3. Kerja sebagai Partisipasi dalam Karya Allah

Dalam Katekismus Gereja Katolik ditegaskan bahwa dengan kerja manusia bekerja sama dengan Allah demi penyempurnaan ciptaan KGK 378. Sewaktu bekerja, manusia menggunakan sekaligus mengembangkan kemampuan kodratinya. Nilai utama dari kerja datang dari manusia sendiri yang menciptakannya dan yang menerima keuntungannya KGK 2428. Dengan bekerja diharapkan setiap orang dapat menghasilkan sarana-sarana untuk memelihara diri sendiri dan keluarganya serta supaya ia dapat menyumbang sesuatu bagi kesejahteraan umum. Pekerjaan diadakan untuk manusia, dan bukan manusia untuk pekerjaan bdk. Laborem Exercens 6. Pekerjaan dimaksudkan Tuhan untuk menguduskan manusia.
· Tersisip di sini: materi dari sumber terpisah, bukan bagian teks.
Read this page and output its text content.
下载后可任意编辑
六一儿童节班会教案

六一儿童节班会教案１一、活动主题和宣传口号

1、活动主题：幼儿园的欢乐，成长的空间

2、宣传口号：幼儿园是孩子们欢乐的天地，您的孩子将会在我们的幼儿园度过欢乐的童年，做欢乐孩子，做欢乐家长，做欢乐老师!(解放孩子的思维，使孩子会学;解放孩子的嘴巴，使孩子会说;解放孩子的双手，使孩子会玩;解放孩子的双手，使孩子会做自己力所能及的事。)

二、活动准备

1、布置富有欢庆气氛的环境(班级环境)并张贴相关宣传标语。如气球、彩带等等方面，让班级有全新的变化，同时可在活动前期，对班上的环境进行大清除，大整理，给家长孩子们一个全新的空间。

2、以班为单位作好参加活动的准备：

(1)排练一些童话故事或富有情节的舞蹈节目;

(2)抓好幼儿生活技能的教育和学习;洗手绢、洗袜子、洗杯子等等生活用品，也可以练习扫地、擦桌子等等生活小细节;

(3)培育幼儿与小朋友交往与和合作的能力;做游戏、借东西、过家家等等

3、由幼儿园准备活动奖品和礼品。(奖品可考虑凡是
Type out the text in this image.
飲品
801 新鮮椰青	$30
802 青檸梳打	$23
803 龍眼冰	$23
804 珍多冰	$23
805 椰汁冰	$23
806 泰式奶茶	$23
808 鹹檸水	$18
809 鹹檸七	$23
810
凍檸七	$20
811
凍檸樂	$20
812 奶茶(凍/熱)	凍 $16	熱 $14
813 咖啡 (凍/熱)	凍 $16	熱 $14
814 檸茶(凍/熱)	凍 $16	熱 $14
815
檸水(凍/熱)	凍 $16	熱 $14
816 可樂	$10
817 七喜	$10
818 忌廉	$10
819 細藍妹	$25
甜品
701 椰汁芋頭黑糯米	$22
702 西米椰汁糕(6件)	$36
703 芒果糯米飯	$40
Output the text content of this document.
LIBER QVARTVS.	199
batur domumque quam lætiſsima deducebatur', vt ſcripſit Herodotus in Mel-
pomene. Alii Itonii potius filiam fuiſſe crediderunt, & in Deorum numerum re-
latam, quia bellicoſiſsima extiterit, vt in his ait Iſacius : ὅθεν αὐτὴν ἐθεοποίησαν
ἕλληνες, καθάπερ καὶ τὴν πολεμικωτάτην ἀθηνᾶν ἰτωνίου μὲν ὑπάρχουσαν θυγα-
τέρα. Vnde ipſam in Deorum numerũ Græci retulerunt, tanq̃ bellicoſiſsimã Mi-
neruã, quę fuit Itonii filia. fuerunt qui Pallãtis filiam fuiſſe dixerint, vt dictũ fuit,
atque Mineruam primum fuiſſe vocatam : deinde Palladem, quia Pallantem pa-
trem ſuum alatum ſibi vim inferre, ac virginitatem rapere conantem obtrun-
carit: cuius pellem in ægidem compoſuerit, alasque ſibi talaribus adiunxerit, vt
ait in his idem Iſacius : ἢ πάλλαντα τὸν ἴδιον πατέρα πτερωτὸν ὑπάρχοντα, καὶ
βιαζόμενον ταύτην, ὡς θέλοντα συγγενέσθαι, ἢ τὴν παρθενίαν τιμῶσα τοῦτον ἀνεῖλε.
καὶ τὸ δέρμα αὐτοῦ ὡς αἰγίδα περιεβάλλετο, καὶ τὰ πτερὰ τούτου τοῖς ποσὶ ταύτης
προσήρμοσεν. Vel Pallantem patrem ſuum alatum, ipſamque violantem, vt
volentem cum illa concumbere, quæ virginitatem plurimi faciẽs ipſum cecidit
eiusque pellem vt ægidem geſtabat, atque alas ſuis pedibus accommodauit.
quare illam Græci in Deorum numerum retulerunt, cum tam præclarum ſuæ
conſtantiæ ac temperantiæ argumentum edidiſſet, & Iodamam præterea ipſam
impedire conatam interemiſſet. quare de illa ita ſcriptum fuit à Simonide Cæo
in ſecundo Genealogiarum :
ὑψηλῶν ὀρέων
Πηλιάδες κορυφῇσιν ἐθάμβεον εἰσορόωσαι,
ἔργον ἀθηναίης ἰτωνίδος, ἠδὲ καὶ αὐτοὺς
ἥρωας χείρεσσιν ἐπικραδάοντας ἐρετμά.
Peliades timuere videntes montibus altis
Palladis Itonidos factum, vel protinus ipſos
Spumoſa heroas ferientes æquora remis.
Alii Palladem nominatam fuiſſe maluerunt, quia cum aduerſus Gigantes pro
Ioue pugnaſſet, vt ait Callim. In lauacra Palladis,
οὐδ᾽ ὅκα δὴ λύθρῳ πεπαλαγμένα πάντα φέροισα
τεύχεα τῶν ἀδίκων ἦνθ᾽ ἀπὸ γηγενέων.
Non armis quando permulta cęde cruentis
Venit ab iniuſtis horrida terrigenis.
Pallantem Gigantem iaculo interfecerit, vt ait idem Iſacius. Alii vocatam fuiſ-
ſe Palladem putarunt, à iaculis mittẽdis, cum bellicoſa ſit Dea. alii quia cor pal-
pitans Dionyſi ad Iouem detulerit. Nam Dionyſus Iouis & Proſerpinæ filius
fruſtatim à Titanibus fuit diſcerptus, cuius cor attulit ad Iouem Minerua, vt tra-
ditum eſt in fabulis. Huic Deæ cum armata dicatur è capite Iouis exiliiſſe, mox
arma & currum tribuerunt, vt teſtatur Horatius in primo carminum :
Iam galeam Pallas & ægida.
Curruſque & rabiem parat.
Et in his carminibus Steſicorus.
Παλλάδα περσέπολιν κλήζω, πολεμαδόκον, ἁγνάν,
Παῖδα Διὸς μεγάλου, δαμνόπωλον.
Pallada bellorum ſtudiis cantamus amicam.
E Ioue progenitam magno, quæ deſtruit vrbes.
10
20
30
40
Kerja tidak dapat dipisahkan dari manusia yang diciptakan seturut citra Allah, sebab Allah melibatkan manusia untuk meneruskan karya penciptaan-Nya, demi kesejahteraannya sendiri dan sesamanya. Perintah untuk menaklukkan bumi dan berkuasa atas semua makhluk hidup bdk. Kej. 1:28 diartikan sebagai perintah untuk memelihara alam semesta, mengolah dan mengembangkannya sehingga bermanfaat bagi manusia. Kekuasaan manusia atas alam semesta tidak boleh dilakukan dengan sewenang-wenang, tetapi dengan tetap memeliharanya dan menghindari dari perusakan lingkungan hidup. Itulah makna berpartisipasi dalam karya Allah. Sebagaimana Yesus yang selalu bekerja demi keselamatan orang banyak, kita pun dipanggil untuk melanjutkan karya keselamatan Allah itu. Secara khusus Yesus memilih orang kecil, orang miskin dan tersingkir dalam pelayanan-Nya, maka kita 101 pun diharapkan memperhatikan dan membela orang kecil, orang miskin dan tersingkir, yang menjadi korban di dalam masyarakat. Misalnya saja, kita perlu membela kaum buruh agar mereka mendapatkan hak mereka atas upah yang adil. Pembebasan orang kecil dari penindasan termasuk bentuk keselamatan yang diwartakan Yesus. Pertanyaan Reflektif: 1. Pada zaman sekarang, orang lebih suka menyibukkan diri sendiri dengan bermain gadget untuk mendengarkan musik, main games, ber-SMS ria, atau sekedar browsing internet, sehingga tidak lagi peduli pada orang lain. Orang menjadi egois, kurang mau bersosialisasi. Bagaimana aku menanggapi situasi ini? 2. Apa bentuk keterlibatanku di dalam menanggapi permasalahan sosial yang terjadi di masyarakat sekitarku? 3. Permasalahan sosial apa saja yang terjadi di Indonesia? 4. Manakah ajaran sosial Gereja yang relevan dengan situasi sosial, budaya, ekonomi dan politik di Indonesia? 5. Bagaimana aku memaknai kerja atau belajarku selama ini?